A instrução da Operação Marquês foi “uma grande condenação da justiça portuguesa“, em particular dos procedimentos do Ministério Público em casos de crimes de grande complexidade, afirmou o sociólogo e jurista Boaventura de Sousa Santos.
“É uma grande condenação da justiça portuguesa. Essa é que é verdadeiramente condenada e muito particularmente os procedimentos do Ministério Público neste caso“, disse à agência Lusa o também professor catedrático da Universidade de Coimbra, salientando que “há muito” denuncia “o erro de tentar juntar todos os crimes, todos os indícios de comportamento criminoso em mega-processos que depois nunca terminam porque têm demasiados casos e arguidos“. Para Boaventura de Sousa Santos, a decisão instrutória era “previsível”.
O resumo mais cruel é: A montanha pariu um rato. Dos crimes sobre os quais incidiu o inquérito, vimos que aqueles que poderiam ser politicamente mais danosos e mais graves, nomeadamente os crimes de corrupção, não se aplicam a José Sócrates.

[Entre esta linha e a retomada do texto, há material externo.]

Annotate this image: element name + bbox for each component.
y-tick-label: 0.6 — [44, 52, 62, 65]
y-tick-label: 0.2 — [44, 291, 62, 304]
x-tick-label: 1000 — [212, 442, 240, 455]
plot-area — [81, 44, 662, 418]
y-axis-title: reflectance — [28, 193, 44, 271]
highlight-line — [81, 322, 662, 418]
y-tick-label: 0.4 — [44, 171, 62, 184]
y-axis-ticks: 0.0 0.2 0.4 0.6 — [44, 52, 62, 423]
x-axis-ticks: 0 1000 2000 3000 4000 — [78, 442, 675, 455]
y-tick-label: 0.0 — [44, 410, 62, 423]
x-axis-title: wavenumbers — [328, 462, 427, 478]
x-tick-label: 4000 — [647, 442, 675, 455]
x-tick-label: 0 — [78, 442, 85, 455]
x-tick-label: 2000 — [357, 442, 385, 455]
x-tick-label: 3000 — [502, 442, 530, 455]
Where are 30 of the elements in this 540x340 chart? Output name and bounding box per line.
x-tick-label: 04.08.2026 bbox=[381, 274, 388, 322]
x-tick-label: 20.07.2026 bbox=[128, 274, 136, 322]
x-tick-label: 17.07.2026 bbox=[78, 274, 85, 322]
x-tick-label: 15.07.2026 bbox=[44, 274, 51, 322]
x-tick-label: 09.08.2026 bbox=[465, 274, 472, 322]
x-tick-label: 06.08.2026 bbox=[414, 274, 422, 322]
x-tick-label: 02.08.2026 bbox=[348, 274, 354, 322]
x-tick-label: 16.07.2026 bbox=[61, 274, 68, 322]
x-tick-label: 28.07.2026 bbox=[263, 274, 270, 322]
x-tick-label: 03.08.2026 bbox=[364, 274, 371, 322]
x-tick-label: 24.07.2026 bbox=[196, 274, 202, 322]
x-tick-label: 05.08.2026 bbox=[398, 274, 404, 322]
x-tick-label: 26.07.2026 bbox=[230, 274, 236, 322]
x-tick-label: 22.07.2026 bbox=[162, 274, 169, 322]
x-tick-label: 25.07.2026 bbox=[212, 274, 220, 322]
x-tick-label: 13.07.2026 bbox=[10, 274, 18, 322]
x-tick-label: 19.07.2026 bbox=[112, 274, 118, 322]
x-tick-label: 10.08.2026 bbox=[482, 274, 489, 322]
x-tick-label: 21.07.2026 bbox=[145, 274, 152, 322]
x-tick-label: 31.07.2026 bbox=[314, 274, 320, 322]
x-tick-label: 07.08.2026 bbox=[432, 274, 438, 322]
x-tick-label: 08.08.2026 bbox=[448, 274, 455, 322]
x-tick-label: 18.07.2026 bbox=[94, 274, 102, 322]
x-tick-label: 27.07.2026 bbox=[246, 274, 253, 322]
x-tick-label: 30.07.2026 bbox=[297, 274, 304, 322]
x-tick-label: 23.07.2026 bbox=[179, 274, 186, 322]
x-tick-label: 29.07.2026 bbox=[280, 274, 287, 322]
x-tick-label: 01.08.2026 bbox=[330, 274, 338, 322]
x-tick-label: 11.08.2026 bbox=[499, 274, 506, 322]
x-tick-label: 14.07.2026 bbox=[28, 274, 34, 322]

A verdade no processo judicial é sempre muito mais forte do que aquela que é meramente indiciária ou que é feita na comunicação social”, constatou.
Criticando a forte mediatização do processo, Boaventura de Sousa Santos frisou que o caso mostra as fragilidades da justiça em crimes de grande complexidade, nomeadamente a estratégia do Ministério Público.
Isto é uma caricatura cruel da justiça portuguesa nesta situação. Felizmente, não é um retrato de toda a justiça portuguesa e, aliás, o juiz Ivo Rosa deu uma imagem de credibilidade da justiça portuguesa, em que seguiu estritamente os princípios que todos nós, os juristas, aprendemos no processo penal”, salientou.
Segundo o sociólogo, é necessário haver “mudanças legislativas e processuais”. Boaventura de Sousa Santos apontou para o caso do ex-Presidente de França, Nicolas Sarkozy, em que bastaram “dois anos para ser julgado”.
“É a mesma cultura jurídica, é a mesma base dos códigos, mas há uma estratégia penal diferente em França e em Portugal. Em França, o Ministério Público incide naqueles crimes para os quais tem provas robustas”, vincou.
Dos 28 arguidos da Operação Marquês (19 pessoas e nove empresas), vão a julgamento o ex-primeiro-ministro José Sócrates e o empresário Carlos Santos Silva, ambos pronunciados por três crimes de branqueamento de capitais e três crimes de falsificação de documentos.
Segundo a decisão instrutória lida pelo juiz Ivo Rosa, no Campus da Justiça, em Lisboa, foram, igualmente, pronunciados o antigo ministro e ex-administrador da Caixa Geral de Depósitos Armando Vara, por um crime de branqueamento de capitais, e o ex-presidente do Grupo Espírito Santo Ricardo Salgado, por três crimes de abuso de confiança.
João Perna, ex-motorista de José Sócrates, vai ser julgado por um crime de detenção de arma proibida. No processo estavam em causa 189 crimes económico-financeiros. José Sócrates foi detido em novembro de 2014. O despacho de acusação ao antigo primeiro-ministro e mais 27 arguidos foi conhecido em outubro de 2017.